A little over a year ago I was on the bus headed downtown from the South Side, a lady next to me on the bus struck up a conversation. Eventually she found out that I was a teacher and where I worked. As soon as I finished the last syllable of Englewood, her face showed complete disgust and she promptly said, "Englewood! Those people are animals you should never go there." I responded, "I've worked there 5 years (at the time) I have good kids and parents, have a nice night. " Thankfully it happened to me by stop.
Sadly, many of the other teachers that I work with have had similar experiences to the one I described. If you've never spent time with kids from Englewood and believe the stereotypes about everyone in the neighborhood then I can understand why this lady said what she did.
I could provide many examples during my 7 years of teaching in Englewood to easily disprove the statement made by this person, however let me share my most recent and by far most personal and emotional experience to disprove her mass and faulty generalization.
My partner (also a CPS teacher) and I were expecting our 2nd child. She was 17 weeks pregnant. About a week ago while getting a checkup we found out that we had lost our baby.
I do not have the words nor the desire to describe the pain we felt and the emotions we still feel about our loss.
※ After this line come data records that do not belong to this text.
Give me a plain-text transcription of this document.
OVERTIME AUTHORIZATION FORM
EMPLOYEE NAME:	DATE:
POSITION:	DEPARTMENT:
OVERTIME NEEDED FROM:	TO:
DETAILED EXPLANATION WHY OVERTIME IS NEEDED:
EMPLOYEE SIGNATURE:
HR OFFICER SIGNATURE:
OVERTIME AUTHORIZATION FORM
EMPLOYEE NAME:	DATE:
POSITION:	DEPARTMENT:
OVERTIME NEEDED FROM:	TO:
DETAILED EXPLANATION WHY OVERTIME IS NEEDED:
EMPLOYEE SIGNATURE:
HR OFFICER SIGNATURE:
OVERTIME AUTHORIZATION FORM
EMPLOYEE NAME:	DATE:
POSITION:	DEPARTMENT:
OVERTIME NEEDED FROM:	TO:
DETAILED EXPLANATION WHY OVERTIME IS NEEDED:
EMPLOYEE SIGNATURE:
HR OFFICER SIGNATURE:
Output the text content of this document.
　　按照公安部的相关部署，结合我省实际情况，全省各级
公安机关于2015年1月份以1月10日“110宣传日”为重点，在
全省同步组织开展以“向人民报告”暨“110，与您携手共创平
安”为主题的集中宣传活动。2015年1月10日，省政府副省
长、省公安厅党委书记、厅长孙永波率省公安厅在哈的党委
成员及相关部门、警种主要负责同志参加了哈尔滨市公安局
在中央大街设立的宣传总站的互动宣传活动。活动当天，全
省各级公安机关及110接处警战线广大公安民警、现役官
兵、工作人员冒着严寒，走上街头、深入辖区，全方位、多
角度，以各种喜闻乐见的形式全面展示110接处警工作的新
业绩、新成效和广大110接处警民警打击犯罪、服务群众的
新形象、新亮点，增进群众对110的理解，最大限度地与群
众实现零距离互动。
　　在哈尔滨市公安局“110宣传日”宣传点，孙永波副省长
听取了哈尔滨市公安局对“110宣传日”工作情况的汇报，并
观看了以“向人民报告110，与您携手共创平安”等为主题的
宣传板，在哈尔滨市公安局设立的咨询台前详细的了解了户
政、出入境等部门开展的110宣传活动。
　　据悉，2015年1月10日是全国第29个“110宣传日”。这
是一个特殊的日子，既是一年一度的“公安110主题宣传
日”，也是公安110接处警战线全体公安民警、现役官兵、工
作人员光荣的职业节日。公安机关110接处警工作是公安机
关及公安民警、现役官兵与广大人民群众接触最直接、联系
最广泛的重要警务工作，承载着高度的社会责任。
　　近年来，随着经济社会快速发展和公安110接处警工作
We took some time off of work to spend time together and with our young son so we as a family could grieve this loss. While going through the grieving process I became upset that we had told so many people about the pregnancy. All of our friends, family, co-workers, and all of my 120 students knew.
Every email we sent to our family and friends explaining there had been a late miscarriage was painful. I had asked my friends at work to tell the students what had happened, because I knew I wouldn't be strong enough to and I didn't want them asking about it.
I was hesitant to return to work because my emotions were still all over. My first day back while standing in the hall before the start of the first period, nearly every student I had taught or am teaching this year came and hugged me, gave me a handshake, or just simply asked if I was okay and said they were glad to have me back.
You see these Englewood animals, I mean Englewood kids, I mean kids reached out to me (as they always have) and showed their care and love.
These kids, my kids that are labeled as thugs, gang bangers, and criminals have made the toughest point in my life easier.
The beauty of my students sadly reminded me of the vile spewed by this lady on the bus. If I ran into her now I would just ask her to picture the darkest point in her life and think about who came to her side and supported her.
Because for me during my darkest point, it was 120 "animals from Englewood".
**And if my personal example was not enough one of our students from our school, TEAM Englewood decided to donate his kidney to a stranger, because his mom has needed a kidney transplant for years and he is not a match for her.